Tuesday, December 20, 2016

“Prodigal Son: The Return of Douglas Heine”



   A new exhibit opening on Saturday, January 14, 2017 will feature the work of Vallejo-born sculptor Douglas Heine, who is returning to Vallejo for his first full-scale showing in his hometown.
Douglas Heine was born in Vallejo in 1935 and graduated from Vallejo High School in 1953. His high school years were tumultuous and with his group of friends that some considered a gang, things often got pretty wild. He went on to attend Mare Island’s Apprentice School, as did many young Vallejo men of that time. Heine helped build reactors on nuclear submarines but visualized something else for his life’s work. While working night shifts at Mare Island, Heine attended California College of Arts and Crafts and Solano College during the day. Working at the shipyard, he learned the value of working with tools and developed skill in working with his hands. Heine had taken classes from DorothyHerger at Vallejo High School and was pleased to again study with Herger at Solano College. Through his study with Herger, Heine realized his passion in life was to work with his hands making art. He continued studying art while upholding the responsibilities of family life after marrying his sweetheart from Vallejo High School, Judy Anderson. Heine soon pursued work at UC Berkeley and moved the family to Berkeley at age 30.

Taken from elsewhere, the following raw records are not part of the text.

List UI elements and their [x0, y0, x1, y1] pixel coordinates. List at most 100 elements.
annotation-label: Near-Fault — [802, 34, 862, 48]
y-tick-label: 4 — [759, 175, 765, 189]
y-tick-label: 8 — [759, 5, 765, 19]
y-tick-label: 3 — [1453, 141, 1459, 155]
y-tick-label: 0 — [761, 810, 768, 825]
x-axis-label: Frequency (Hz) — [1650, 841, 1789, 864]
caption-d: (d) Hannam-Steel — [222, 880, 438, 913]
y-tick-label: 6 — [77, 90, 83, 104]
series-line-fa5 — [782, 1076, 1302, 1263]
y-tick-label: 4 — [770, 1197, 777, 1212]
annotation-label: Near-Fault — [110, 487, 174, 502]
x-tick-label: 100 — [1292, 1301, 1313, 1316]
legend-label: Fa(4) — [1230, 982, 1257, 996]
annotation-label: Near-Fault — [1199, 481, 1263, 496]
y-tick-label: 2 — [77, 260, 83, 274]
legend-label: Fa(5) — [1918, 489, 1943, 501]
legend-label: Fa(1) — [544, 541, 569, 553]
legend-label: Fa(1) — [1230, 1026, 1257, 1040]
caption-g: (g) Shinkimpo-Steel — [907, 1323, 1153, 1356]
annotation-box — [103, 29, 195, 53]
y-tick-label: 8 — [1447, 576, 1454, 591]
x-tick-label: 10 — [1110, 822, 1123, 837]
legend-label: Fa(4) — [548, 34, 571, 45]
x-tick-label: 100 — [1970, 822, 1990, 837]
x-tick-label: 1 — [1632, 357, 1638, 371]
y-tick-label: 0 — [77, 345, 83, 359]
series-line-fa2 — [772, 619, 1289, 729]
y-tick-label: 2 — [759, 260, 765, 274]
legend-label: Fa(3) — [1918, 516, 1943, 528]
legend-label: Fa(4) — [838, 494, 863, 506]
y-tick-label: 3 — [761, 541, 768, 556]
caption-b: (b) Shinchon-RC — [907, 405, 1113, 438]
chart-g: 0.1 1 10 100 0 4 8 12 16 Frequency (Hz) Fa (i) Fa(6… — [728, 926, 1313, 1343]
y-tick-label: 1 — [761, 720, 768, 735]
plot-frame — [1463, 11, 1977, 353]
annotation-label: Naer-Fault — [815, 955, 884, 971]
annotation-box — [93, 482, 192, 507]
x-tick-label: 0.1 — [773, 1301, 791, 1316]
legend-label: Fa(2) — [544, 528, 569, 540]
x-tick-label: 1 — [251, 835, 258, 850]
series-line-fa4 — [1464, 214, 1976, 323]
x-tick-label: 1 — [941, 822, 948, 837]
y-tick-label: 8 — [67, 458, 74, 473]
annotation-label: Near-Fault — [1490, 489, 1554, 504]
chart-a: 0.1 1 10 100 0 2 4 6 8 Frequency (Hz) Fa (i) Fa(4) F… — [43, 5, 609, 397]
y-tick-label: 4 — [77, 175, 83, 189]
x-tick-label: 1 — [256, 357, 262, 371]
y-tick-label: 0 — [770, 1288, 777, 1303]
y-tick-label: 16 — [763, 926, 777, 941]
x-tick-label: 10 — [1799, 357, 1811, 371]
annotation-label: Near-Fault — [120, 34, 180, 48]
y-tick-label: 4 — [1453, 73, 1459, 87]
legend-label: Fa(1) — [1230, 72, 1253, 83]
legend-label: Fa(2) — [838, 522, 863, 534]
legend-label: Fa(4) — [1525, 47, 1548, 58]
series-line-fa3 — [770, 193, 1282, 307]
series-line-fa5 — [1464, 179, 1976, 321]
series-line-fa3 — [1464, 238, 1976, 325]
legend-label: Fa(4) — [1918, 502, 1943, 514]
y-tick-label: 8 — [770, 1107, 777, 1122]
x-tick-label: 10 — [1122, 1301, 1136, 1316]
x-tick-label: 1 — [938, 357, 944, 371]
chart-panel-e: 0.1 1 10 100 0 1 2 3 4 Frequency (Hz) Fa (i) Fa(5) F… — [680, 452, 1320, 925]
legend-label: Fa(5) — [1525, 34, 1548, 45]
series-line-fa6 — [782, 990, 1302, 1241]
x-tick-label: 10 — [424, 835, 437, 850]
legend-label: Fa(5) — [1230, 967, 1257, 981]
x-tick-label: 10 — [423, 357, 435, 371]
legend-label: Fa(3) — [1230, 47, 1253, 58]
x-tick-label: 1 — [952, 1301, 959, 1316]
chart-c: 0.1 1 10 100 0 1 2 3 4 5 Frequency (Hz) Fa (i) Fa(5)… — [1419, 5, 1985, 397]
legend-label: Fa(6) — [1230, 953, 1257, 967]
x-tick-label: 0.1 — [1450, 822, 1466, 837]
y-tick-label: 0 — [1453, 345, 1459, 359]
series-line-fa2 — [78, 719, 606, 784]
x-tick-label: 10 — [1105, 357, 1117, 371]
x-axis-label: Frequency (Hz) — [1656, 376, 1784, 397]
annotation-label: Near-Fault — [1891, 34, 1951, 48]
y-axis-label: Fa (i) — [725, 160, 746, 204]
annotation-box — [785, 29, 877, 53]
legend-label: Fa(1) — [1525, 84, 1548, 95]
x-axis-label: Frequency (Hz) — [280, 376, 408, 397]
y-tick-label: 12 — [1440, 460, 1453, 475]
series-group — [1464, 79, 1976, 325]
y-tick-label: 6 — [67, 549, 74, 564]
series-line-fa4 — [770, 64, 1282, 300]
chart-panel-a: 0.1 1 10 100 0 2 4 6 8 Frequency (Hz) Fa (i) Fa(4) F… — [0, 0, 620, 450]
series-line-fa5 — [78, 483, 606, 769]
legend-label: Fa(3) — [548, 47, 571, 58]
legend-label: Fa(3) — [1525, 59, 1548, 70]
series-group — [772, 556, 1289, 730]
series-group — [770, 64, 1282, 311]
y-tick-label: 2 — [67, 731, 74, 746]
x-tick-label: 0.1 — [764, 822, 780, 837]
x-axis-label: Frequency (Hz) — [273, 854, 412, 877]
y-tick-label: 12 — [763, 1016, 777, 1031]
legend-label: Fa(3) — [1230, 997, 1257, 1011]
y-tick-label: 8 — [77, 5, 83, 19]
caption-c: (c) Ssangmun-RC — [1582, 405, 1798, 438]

     At UC Berkeley, Heine worked with Nobel laureate Luis Alvarez at the Space Science Laboratory.  He was part of the team that crafted scientific experiments for high-altitude balloons that would study cosmic particles. After a decade in that heady company, he met Professor Harold Paris at a meeting of Experiments with Art and Technology and was offered work in the art department to establish a plastics shop. No funding developed for plastics, but Heine was soon managing the process of bronze casting at UC Berkeley’s foundry with artist Peter Voulkos.
   Heine traveled to Carrara, Italy and visited the marble-carving studio of sculptor Manuel Neri, who encouraged him to try his hand at carving marble. After spending time in Studio Nicoli, Carlo Nicoli encouraged him to bring students from the U.S. and teach workshops   in marble-carving. For sponsorship, Heine approached the administration of UC Berkeley’s Extension “Travel Abroad” program, and for the following six years led an annual marble-carving workshop in Carrara.
    Heine worked with a consortium of universities and for Boston College to study mueon interaction. He traveled to Italy to work in the insulating caves of the Gran Sasso Mountains near the city of L’Aquila, not far from Rome. During this year of scientific study, he continued his study and the craft of carving marble.
    Heine developed his art in the Berkeley studio shared with fellow sculptor Jorge Duron. Originally from Mexico, Duron encouraged him to teach drawing workshops in the colonial city of San Miguel de Allende. Heine drew students from the U.S. to workshops every year for ten years. During this same time, he taught figurative clay workshops in Berkeley. He continued his work at UC Berkeley, this time in the Astrophysics Department, working with George Smoot, winner of the Nobel Prize for the experiment Cosmic Background Explorer.
    After many years of work at UC Berkeley and teaching workshops, he took early retirement and  began to focus full time on his art in his West Berkeley studio. He has shown his art internationally and locally. Heine’s public installations grace the City of Orinda, Solano College, St. Hilary’s in Tiburon, and the Embarcadero BART station. After an absence of fifty years the prodigal son returns to his roots.
    Heine is pleased to return to the city of his birth, Vallejo, to share his life’s pursuit of art via the multiple media of marble, bronze, aluminum, paint, and tapestry.